Bankterkini.com – Perekonomian Indonesia mulai menunjukkan tanda-tanda positif setelah pemerintah dan Bank Indonesia (BI) menggelontorkan bauran kebijakan moneter dan fiskal. Sinyal awal itu tampak dari pasar keuangan hingga perlahan merembet ke sektor riil.
Dari sisi fiskal, Menteri Keuangan Purbaya menegaskan komitmen menjaga laju pertumbuhan melalui belanja negara yang agresif. Salah satu langkah yang ditempuh adalah memindahkan dana menganggur sebesar Rp200 triliun dari Bank Indonesia ke lima bank milik negara. Penempatan dana ini diharapkan memperkuat likuiditas perbankan serta mendorong penyaluran kredit produktif. Pemerintah juga menyiapkan paket stimulus bertajuk 8+4+5 sebagai dorongan tambahan bagi perekonomian di akhir tahun.
Di sisi moneter, BI menurunkan suku bunga acuan BI Rate sebanyak lima kali sepanjang 2025 dengan total 125 basis poin hingga berada di level 4,75% pada September. Penurunan ini didesain untuk menurunkan biaya pendanaan perbankan sekaligus mempercepat transmisi kebijakan ke sektor kredit.
Data pasar menunjukkan penurunan signifikan pada instrumen keuangan. Indonesia Overnight Index Average (IndONIA) tercatat turun sekitar 144 basis poin sejak awal tahun, sementara Surat Berharga Rupiah Bank Indonesia (SRBI) tenor 6-12 bulan melemah lebih dari 200 basis poin. Yield Surat Berharga Negara (SBN) tenor 2 tahun juga terkoreksi sekitar 185 basis poin. Indikator tersebut mencerminkan biaya dana jangka pendek menjadi lebih murah dan menandai stimulus moneter mulai bekerja.
Meski demikian, transmisi ke bunga kredit masih berjalan bertahap. Hingga Agustus, rata-rata bunga kredit rupiah hanya turun tipis 3 basis poin menjadi 9,13%, sementara bunga simpanan DPK rupiah turun 6 basis poin ke level 3,07%. Penurunan lebih nyata tercatat pada sektor prioritas seperti konstruksi dan pembiayaan hijau yang kini berada di bawah rata-rata industri.

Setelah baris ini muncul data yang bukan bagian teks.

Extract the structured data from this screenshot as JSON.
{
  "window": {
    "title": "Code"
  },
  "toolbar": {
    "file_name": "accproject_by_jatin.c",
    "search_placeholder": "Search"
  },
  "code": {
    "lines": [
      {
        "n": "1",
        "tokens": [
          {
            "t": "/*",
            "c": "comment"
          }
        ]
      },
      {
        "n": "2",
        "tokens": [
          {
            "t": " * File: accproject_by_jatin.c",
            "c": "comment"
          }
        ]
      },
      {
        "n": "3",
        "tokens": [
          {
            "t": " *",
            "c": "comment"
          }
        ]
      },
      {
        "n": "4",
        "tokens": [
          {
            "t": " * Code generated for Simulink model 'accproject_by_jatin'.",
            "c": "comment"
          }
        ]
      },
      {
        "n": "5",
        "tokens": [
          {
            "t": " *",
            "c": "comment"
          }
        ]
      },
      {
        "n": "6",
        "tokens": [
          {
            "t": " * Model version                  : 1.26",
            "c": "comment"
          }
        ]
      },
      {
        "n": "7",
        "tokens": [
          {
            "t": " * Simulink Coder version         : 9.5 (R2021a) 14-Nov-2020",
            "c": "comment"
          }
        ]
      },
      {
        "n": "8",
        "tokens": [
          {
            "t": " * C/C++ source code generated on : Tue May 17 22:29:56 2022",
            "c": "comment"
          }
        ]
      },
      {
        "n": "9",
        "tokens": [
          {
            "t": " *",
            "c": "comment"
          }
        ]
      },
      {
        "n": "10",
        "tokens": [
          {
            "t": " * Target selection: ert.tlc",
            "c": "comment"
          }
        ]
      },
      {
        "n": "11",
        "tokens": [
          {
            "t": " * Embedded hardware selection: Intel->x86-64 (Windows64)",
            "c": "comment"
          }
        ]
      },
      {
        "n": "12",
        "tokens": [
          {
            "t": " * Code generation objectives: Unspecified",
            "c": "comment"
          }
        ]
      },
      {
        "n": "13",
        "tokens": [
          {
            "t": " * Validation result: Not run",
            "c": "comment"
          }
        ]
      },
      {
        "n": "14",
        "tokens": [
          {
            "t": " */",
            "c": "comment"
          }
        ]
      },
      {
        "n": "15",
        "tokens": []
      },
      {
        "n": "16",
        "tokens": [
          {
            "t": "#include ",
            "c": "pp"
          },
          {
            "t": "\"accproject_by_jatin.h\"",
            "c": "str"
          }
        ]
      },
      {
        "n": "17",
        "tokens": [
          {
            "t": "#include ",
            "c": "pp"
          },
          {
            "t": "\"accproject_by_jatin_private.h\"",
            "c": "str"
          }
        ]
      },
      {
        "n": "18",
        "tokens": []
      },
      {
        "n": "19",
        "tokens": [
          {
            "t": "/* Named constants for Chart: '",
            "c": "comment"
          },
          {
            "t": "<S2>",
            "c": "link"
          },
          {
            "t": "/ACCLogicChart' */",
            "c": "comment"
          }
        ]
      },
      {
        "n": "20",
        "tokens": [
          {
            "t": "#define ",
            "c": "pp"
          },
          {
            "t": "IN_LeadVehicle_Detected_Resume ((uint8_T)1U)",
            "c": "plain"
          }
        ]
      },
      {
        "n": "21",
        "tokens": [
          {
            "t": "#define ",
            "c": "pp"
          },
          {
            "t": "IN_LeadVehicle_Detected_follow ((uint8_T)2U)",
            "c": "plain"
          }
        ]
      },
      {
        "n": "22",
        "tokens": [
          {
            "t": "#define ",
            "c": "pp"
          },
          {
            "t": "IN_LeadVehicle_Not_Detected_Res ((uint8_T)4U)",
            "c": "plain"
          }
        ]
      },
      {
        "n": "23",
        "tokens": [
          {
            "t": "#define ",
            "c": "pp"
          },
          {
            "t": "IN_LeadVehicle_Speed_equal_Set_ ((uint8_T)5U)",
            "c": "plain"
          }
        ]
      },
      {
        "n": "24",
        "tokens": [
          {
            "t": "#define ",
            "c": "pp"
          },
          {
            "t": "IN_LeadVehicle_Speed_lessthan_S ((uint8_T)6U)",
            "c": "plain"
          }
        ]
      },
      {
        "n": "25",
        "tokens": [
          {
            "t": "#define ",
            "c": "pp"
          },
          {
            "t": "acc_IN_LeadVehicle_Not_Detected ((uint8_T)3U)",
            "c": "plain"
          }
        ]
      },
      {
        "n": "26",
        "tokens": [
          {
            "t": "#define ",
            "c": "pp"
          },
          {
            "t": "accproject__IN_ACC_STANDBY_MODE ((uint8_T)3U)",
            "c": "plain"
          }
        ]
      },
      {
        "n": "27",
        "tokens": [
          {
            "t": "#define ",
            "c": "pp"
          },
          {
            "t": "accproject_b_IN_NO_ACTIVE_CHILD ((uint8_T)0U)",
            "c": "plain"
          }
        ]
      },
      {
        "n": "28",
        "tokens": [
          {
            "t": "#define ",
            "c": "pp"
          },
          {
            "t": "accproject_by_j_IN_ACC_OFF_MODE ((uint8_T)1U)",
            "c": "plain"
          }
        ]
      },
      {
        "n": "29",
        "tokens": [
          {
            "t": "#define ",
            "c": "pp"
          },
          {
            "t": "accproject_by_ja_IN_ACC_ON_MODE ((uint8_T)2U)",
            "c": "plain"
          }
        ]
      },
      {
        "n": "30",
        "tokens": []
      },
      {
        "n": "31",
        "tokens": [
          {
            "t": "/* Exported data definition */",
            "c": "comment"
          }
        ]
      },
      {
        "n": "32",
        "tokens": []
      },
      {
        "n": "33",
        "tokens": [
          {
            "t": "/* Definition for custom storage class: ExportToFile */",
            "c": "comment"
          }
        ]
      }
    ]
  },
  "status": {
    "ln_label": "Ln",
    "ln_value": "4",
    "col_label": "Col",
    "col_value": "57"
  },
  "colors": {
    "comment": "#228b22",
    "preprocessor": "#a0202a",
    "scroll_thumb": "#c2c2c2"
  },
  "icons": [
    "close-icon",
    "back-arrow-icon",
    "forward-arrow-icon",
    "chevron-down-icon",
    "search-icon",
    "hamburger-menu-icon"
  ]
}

Kebijakan fiskal melalui penempatan dana pemerintah turut mempercepat proses ini. Likuiditas perbankan bertambah sehingga bank tidak perlu lagi menawarkan deposito berbunga tinggi. Perkembangan itu tercermin dari pertumbuhan uang beredar M0 Adjusted yang naik 7,34% secara tahunan pada Agustus, disertai percepatan pertumbuhan M2.
Transmisi kebijakan diperkirakan terjadi secara berlapis. Pasar uang dan obligasi negara biasanya merespons lebih cepat, kemudian diikuti penurunan bunga simpanan dalam 1-3 bulan. Selanjutnya, bunga kredit, termasuk Kredit Pemilikan Rumah (KPR), diproyeksikan menurun lebih nyata dalam kurun 3-6 bulan. Efek lebih lanjut baru akan terlihat pada peningkatan konsumsi dan investasi dalam 2-4 kuartal.

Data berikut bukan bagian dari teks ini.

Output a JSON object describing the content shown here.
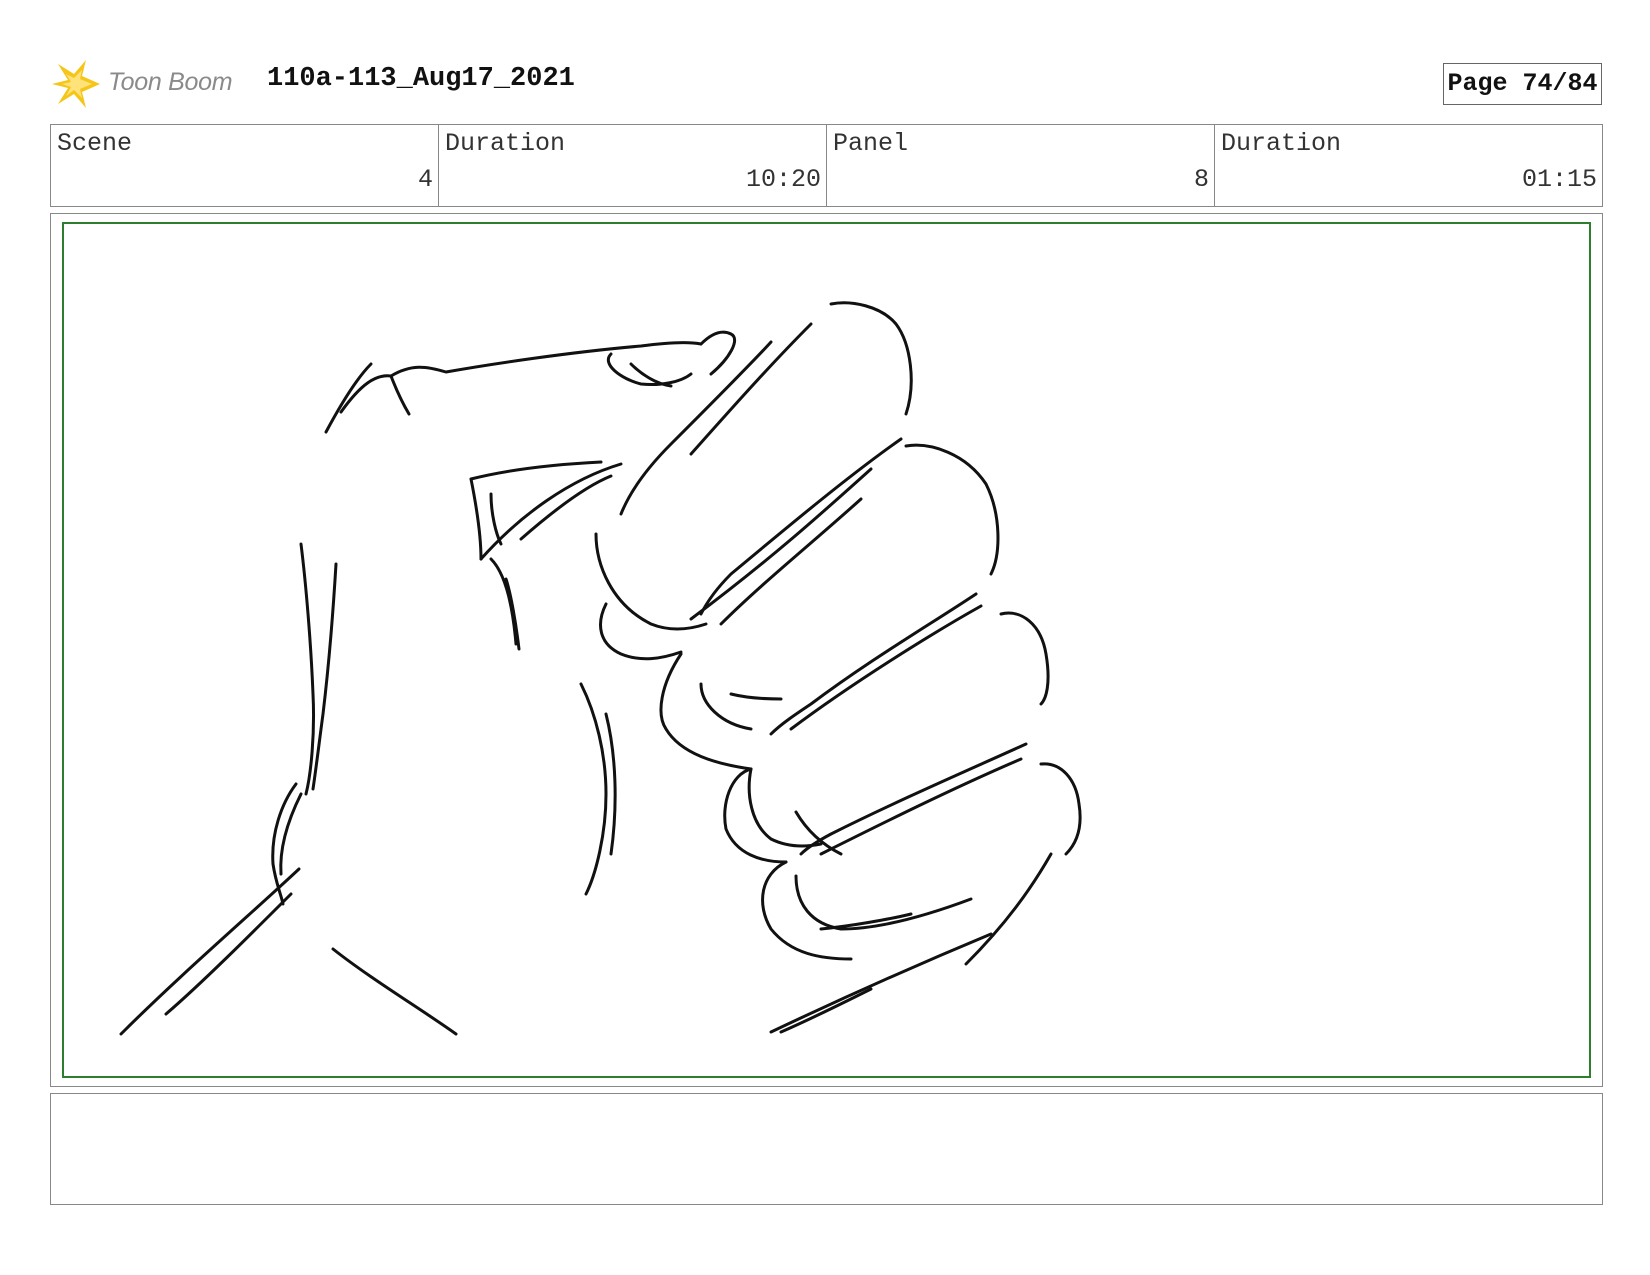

Sejumlah ekonom menilai dampak penuh akan terasa pada 2026, meski tanda awal mulai terlihat sejak paruh akhir 2025. Pada kuartal IV-2025, bank diperkirakan menurunkan suku bunga dasar kredit (SBDK) dan melakukan penyesuaian cicilan KPR serta kredit modal kerja. Pipeline pembiayaan juga berpotensi mengalir lebih cepat seiring konversi dana pemerintah menjadi kredit produktif.
Untuk tahun ini, target pertumbuhan ekonomi 2025 ditetapkan sebesar 5,2%. Dengan realisasi Semester I sebesar 4,99%, maka paruh kedua tahun ini dituntut tumbuh rata-rata 5,41%. Jika kuartal III berada di kisaran 5,0-5,1%, maka kuartal IV harus mampu mencapai sekitar 5,7-5,9% agar target tahunan tercapai.

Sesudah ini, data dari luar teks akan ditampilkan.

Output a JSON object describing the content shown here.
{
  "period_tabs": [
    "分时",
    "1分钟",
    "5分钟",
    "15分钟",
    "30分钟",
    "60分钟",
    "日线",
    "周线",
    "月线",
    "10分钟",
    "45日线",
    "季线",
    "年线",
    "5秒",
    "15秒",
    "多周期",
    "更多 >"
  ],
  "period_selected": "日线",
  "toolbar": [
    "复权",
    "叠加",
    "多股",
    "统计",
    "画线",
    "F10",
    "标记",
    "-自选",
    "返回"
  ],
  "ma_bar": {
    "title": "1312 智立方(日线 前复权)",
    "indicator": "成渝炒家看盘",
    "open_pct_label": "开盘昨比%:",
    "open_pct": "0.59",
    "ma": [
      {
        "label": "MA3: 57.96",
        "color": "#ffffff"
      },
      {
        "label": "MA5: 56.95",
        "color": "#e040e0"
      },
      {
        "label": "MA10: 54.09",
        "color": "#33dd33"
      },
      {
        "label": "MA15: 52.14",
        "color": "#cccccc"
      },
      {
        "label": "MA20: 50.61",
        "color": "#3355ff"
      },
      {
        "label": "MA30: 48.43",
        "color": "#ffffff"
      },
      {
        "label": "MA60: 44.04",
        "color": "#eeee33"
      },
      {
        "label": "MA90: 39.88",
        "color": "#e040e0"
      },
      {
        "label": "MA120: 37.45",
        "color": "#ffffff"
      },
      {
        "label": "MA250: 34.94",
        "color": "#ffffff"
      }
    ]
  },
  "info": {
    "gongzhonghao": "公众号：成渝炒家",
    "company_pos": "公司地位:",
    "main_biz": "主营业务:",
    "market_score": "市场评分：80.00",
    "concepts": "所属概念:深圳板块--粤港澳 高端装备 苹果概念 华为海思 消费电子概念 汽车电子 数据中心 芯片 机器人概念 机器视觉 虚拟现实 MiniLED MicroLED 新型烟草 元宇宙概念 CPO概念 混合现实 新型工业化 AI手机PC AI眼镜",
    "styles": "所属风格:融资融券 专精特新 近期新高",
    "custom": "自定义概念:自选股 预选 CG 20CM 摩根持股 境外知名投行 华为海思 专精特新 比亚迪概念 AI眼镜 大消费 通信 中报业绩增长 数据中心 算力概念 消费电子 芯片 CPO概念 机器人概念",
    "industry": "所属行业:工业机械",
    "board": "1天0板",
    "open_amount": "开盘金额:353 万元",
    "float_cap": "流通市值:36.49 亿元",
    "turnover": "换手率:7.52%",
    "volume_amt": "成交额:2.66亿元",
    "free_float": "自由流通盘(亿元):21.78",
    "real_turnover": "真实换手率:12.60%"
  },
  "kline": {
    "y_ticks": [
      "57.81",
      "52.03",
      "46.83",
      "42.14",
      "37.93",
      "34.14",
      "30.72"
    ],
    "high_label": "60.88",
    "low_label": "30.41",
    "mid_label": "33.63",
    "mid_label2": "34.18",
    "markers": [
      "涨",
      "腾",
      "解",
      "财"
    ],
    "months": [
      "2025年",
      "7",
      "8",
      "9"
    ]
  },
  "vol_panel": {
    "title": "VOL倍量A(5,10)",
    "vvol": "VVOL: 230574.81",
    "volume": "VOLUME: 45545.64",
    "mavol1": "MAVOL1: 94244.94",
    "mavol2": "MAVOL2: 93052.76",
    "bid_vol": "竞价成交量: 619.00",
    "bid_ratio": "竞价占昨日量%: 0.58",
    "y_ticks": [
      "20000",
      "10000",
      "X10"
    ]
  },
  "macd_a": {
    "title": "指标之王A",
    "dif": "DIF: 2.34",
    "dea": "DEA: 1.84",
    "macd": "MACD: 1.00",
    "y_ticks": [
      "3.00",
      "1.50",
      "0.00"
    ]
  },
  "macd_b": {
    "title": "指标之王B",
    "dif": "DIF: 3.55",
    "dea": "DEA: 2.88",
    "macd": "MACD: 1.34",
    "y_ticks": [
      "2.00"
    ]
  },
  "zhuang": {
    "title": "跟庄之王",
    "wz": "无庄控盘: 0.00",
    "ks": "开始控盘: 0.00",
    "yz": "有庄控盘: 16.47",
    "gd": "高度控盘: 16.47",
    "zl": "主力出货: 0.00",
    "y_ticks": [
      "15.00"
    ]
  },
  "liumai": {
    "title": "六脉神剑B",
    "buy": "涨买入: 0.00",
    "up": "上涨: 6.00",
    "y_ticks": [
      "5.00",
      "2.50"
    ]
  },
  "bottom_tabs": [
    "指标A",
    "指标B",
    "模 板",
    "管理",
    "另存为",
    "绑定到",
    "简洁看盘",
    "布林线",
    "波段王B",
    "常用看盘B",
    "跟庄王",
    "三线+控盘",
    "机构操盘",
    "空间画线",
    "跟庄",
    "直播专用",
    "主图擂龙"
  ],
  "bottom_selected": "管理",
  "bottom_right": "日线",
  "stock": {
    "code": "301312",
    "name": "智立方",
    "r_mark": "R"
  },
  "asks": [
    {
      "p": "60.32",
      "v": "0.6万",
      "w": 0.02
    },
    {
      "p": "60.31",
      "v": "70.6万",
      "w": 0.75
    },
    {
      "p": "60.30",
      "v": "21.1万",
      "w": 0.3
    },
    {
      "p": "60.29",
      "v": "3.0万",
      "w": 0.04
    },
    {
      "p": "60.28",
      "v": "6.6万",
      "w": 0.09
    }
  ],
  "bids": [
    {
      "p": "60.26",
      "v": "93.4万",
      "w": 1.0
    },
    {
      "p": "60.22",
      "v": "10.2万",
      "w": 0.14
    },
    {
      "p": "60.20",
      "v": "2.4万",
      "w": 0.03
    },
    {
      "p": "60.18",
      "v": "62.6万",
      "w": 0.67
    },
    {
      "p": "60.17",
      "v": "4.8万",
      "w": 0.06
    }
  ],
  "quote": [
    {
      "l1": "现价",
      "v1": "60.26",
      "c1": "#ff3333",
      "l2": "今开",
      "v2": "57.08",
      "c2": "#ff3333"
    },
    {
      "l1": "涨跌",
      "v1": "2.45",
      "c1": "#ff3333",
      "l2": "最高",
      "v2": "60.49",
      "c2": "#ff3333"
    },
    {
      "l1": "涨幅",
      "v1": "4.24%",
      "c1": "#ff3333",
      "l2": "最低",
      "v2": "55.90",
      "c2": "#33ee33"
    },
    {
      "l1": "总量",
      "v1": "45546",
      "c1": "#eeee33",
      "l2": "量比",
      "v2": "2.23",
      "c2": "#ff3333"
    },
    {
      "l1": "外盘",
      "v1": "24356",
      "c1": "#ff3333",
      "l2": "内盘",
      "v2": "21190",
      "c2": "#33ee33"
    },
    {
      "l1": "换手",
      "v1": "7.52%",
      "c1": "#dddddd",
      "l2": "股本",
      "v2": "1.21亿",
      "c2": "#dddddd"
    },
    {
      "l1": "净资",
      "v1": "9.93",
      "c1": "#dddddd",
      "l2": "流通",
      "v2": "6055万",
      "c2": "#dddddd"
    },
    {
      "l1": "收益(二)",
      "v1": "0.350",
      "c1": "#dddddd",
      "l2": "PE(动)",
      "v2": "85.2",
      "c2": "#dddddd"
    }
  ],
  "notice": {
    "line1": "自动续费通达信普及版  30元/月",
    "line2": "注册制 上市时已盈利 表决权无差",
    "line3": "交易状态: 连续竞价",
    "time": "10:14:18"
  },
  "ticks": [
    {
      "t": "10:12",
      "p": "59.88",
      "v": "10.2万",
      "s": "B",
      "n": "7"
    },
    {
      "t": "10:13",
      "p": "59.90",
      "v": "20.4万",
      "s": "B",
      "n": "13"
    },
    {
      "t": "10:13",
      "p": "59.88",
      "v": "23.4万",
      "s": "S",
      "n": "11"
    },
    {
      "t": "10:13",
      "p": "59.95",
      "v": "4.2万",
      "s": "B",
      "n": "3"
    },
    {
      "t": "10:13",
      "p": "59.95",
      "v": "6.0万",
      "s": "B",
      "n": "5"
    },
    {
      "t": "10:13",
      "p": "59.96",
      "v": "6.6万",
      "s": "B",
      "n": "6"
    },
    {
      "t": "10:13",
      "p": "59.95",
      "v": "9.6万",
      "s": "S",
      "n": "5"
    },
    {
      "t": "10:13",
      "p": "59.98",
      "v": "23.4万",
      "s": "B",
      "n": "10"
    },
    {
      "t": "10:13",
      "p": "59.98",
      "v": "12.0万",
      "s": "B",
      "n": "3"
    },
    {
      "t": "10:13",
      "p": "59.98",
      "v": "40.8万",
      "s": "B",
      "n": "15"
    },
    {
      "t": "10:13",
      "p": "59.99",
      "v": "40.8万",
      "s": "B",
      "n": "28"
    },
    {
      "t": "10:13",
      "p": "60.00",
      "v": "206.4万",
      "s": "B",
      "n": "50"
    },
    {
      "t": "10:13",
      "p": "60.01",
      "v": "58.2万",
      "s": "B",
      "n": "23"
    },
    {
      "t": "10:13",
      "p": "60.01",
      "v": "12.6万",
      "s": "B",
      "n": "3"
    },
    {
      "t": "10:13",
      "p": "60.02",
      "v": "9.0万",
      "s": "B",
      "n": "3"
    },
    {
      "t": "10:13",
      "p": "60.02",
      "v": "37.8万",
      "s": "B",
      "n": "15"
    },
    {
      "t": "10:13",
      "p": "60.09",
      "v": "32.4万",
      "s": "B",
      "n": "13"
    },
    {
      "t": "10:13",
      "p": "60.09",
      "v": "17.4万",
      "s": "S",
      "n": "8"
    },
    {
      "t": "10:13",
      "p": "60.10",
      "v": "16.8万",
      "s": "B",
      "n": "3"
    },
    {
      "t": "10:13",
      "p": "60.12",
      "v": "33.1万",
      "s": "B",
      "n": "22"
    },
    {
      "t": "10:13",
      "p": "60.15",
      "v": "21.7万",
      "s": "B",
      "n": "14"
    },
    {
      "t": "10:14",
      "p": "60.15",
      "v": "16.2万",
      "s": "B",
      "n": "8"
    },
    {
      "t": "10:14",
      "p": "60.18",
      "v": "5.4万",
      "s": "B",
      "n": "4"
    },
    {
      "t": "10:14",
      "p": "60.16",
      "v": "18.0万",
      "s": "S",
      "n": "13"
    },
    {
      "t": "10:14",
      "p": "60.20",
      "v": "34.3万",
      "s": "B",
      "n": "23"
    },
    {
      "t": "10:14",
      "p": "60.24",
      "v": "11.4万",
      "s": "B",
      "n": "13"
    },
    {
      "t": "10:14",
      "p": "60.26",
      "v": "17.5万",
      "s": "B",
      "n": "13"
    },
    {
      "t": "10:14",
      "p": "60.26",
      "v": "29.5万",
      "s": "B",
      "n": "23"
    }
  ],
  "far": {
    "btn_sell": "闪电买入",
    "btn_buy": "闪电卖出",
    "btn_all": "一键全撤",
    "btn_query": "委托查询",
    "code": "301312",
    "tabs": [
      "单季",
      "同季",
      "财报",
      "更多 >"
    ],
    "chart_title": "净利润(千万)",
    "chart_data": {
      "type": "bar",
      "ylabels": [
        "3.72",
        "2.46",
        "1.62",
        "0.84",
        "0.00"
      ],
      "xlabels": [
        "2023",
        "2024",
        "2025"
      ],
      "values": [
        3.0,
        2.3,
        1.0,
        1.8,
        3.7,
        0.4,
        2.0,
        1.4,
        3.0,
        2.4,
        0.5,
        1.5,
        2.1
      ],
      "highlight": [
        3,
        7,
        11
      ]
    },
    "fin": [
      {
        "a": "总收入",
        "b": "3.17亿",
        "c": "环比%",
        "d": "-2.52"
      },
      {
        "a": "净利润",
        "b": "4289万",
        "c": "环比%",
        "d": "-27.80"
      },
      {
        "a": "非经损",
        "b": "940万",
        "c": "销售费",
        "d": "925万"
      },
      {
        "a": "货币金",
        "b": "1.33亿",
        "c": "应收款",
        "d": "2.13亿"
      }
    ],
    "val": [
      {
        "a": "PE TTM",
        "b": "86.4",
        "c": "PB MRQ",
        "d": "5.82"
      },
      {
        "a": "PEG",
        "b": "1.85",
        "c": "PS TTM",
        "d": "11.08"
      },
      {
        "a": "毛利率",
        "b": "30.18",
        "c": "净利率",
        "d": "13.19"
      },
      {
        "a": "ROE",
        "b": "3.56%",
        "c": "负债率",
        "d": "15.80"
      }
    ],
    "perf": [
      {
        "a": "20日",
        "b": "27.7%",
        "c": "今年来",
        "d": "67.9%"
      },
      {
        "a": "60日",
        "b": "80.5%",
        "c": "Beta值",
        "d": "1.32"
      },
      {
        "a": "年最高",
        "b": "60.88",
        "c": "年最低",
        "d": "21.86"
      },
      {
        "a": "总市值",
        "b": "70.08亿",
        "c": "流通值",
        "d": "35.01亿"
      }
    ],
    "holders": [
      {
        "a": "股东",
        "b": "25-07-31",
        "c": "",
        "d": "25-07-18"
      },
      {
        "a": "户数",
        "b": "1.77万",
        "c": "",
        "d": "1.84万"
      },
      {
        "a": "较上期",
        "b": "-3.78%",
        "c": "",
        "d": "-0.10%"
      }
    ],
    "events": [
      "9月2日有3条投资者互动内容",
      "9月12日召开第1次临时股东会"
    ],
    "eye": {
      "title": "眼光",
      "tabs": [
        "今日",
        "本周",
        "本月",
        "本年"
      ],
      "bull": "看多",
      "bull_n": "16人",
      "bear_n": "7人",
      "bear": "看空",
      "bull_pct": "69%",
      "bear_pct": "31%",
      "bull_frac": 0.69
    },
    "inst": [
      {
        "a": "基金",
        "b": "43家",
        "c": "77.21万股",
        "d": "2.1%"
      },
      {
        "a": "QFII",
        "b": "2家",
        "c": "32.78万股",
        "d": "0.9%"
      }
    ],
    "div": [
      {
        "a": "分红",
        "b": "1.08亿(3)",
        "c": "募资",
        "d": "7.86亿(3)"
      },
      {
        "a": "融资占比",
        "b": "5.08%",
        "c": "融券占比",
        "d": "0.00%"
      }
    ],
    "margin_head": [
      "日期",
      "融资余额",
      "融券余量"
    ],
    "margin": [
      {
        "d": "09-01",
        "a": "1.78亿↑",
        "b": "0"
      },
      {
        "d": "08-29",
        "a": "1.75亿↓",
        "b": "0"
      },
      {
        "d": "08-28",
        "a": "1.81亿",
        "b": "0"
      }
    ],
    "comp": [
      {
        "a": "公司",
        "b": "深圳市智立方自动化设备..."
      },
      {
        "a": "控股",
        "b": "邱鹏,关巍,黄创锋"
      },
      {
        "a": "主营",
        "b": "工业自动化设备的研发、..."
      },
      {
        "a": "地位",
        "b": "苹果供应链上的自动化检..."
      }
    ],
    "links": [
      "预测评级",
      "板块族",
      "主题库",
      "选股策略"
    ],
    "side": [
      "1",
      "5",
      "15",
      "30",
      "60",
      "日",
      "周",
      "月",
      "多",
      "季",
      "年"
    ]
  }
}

Kombinasi kebijakan fiskal dan moneter diharapkan memberi dorongan kuat pada akhir 2025 hingga awal 2026. Apabila penyaluran dana berjalan optimal dan stabilitas rupiah terjaga, perekonomian diperkirakan mampu mempertahankan momentum menuju pertumbuhan yang lebih berkelanjutan.